The candidate in question? None other than President Bush himself. While Florida Democrats were up in arms about Nader, accusing him of being quixotic and of enabling Bush to become president by “stealing” away potential Kerry votes, the Florida Republicans missed the Sept. 1 filing deadline to place the incumbent candidate on the ballot. The Democratic response? Scott Maddox, chairman for the Florida Democratic Party, sums his party’s refusal to make any issue out of it in this statement: “To keep an incumbent of the ballot in a swing state the size of Florida because of a technicality, I just don’t think would be right.”
Yet, to keep a third-party candidate out of the ballot because of technicalities is reason enough to go all the way to the highest court in Florida to duke it out legally.
While trying to keep Bush out of the ballot in Florida on a technicality could have caused uproar and that may have been the reason why no action has taken place, I am surprised to see the plain lack of reaction from the Florida Democrats.
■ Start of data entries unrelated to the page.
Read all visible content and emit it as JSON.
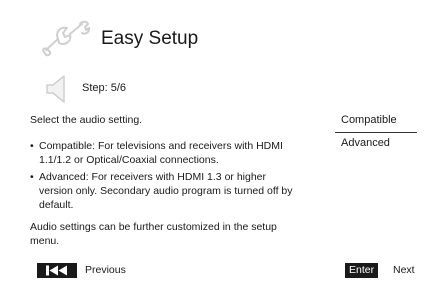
{
  "header": {
    "icon": "wrench-icon",
    "title": "Easy Setup"
  },
  "step": {
    "icon": "speaker-icon",
    "label": "Step: 5/6"
  },
  "content": {
    "instruction": "Select the audio setting.",
    "bullets": [
      "Compatible: For televisions and receivers with HDMI 1.1/1.2 or Optical/Coaxial connections.",
      "Advanced: For receivers with HDMI 1.3 or higher version only. Secondary audio program is turned off by default."
    ],
    "note": "Audio settings can be further customized in the setup menu."
  },
  "options": {
    "items": [
      {
        "label": "Compatible",
        "selected": true
      },
      {
        "label": "Advanced",
        "selected": false
      }
    ]
  },
  "footer": {
    "previous_icon": "skip-previous-icon",
    "previous_label": "Previous",
    "enter_label": "Enter",
    "next_label": "Next"
  }
}
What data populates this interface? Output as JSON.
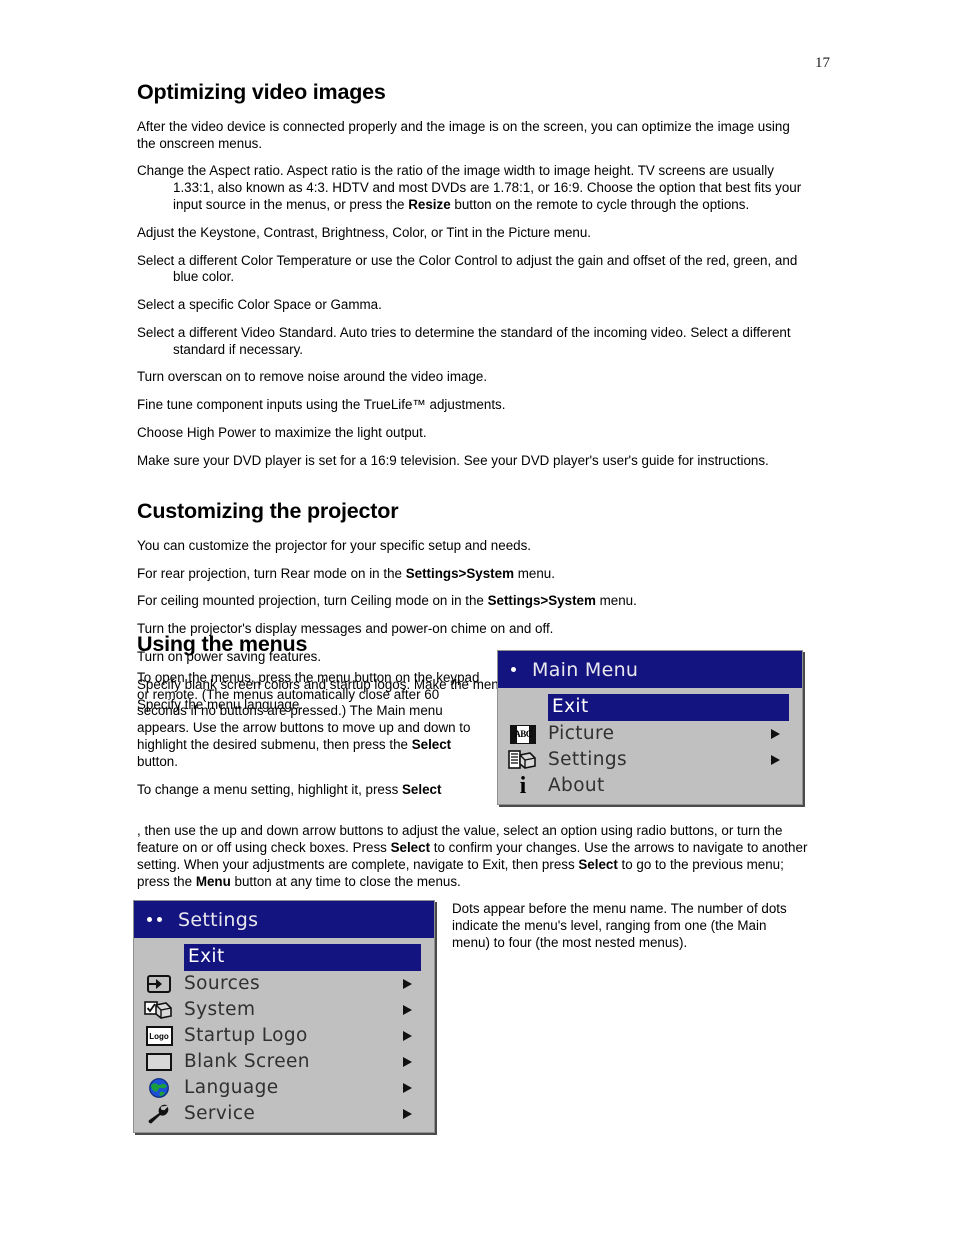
{
  "page": {
    "number": "17"
  },
  "sections": {
    "optimizing": {
      "title": "Optimizing video images",
      "intro": "After the video device is connected properly and the image is on the screen, you can optimize the image using the onscreen menus.",
      "items": [
        "Change the Aspect ratio. Aspect ratio is the ratio of the image width to image height. TV screens are usually 1.33:1, also known as 4:3. HDTV and most DVDs are 1.78:1, or 16:9. Choose the option that best fits your input source in the menus, or press the ",
        "Adjust the Keystone, Contrast, Brightness, Color, or Tint in the Picture menu.",
        "Select a different Color Temperature or use the Color Control to adjust the gain and offset of the red, green, and blue color.",
        "Select a specific Color Space or Gamma.",
        "Select a different Video Standard. Auto tries to determine the standard of the incoming video. Select a different standard if necessary.",
        "Turn overscan on to remove noise around the video image.",
        "Fine tune component inputs using the TrueLife™ adjustments.",
        "Choose High Power to maximize the light output.",
        "Make sure your DVD player is set for a 16:9 television. See your DVD player's user's guide for instructions."
      ],
      "item1_bold": "Resize",
      "item1_tail": " button on the remote to cycle through the options."
    },
    "customizing": {
      "title": "Customizing the projector",
      "intro": "You can customize the projector for your specific setup and needs.",
      "item_rear_a": "For rear projection, turn Rear mode on in the ",
      "item_rear_bold": "Settings>System",
      "item_rear_b": " menu.",
      "item_ceiling_a": "For ceiling mounted projection, turn Ceiling mode on in the ",
      "item_ceiling_bold": "Settings>System",
      "item_ceiling_b": " menu.",
      "items": [
        "Turn the projector's display messages and power-on chime on and off.",
        "Turn on power saving features.",
        "Specify blank screen colors and startup logos. Make the menus translucent.",
        "Specify the menu language."
      ]
    },
    "using_menus": {
      "title": "Using the menus",
      "para1_a": "To open the menus, press the menu button on the keypad or remote. (The menus automatically close after 60 seconds if no buttons are pressed.) The Main menu appears. Use the arrow buttons to move up and down to highlight the desired submenu, then press the ",
      "para1_bold": "Select",
      "para1_b": " button.",
      "para2_a": "To change a menu setting, highlight it, press ",
      "para2_bold1": "Select",
      "para2_b": ", then use the up and down arrow buttons to adjust the value, select an option using radio buttons, or turn the feature on or off using check boxes. Press ",
      "para2_bold2": "Select",
      "para2_c": " to confirm your changes. Use the arrows to navigate to another setting. When your adjustments are complete, navigate to Exit, then press ",
      "para2_bold3": "Select",
      "para2_d": " to go to the previous menu; press the ",
      "para2_bold4": "Menu",
      "para2_e": " button at any time to close the menus."
    },
    "dots_note": "Dots appear before the menu name. The number of dots indicate the menu's level, ranging from one (the Main menu) to four (the most nested menus)."
  },
  "osd": {
    "colors": {
      "title_bar": "#141480",
      "body": "#c0c0c0",
      "highlight": "#141480",
      "label": "#303030"
    },
    "main_menu": {
      "title": "Main Menu",
      "dot_count": 1,
      "rows": [
        {
          "label": "Exit",
          "icon": "",
          "selected": true,
          "arrow": false
        },
        {
          "label": "Picture",
          "icon": "abc-picture-icon",
          "selected": false,
          "arrow": true
        },
        {
          "label": "Settings",
          "icon": "projector-settings-icon",
          "selected": false,
          "arrow": true
        },
        {
          "label": "About",
          "icon": "info-icon",
          "selected": false,
          "arrow": false
        }
      ]
    },
    "settings_menu": {
      "title": "Settings",
      "dot_count": 2,
      "rows": [
        {
          "label": "Exit",
          "icon": "",
          "selected": true,
          "arrow": false
        },
        {
          "label": "Sources",
          "icon": "source-input-icon",
          "selected": false,
          "arrow": true
        },
        {
          "label": "System",
          "icon": "projector-check-icon",
          "selected": false,
          "arrow": true
        },
        {
          "label": "Startup Logo",
          "icon": "logo-box-icon",
          "selected": false,
          "arrow": true
        },
        {
          "label": "Blank Screen",
          "icon": "blank-screen-icon",
          "selected": false,
          "arrow": true
        },
        {
          "label": "Language",
          "icon": "globe-icon",
          "selected": false,
          "arrow": true
        },
        {
          "label": "Service",
          "icon": "wrench-icon",
          "selected": false,
          "arrow": true
        }
      ]
    },
    "logo_icon_text": "Logo",
    "abc_icon_text": "ABC",
    "info_icon_text": "i"
  }
}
They fought so hard against one candidate who has managed to put his name in the spotlight, just to plain ignore the Bush campaign’s indifference to the rules. Had it been a Green Party, Libertarian or (dare I say?) Reform candidate who missed the deadline, you can be pretty sure that come Nov. 2, there would have been one less candidate on the ballot.
Unfortunately, this is just another example of the “gentlemen’s agreement” between the two major parties. For all their differences, it is clear that one thing they do agree upon is keeping the status quo of the two-party system, even if that means relaxing the rules and guidelines if needed. But this episode also shows the cynical nature of American politics. You can bet that, had a conservative third party had a candidate who fared similarly to Nader in 2000, a legal battle would have taken place by Republicans, and the Democrats would have called for the legal right for that candidate to run.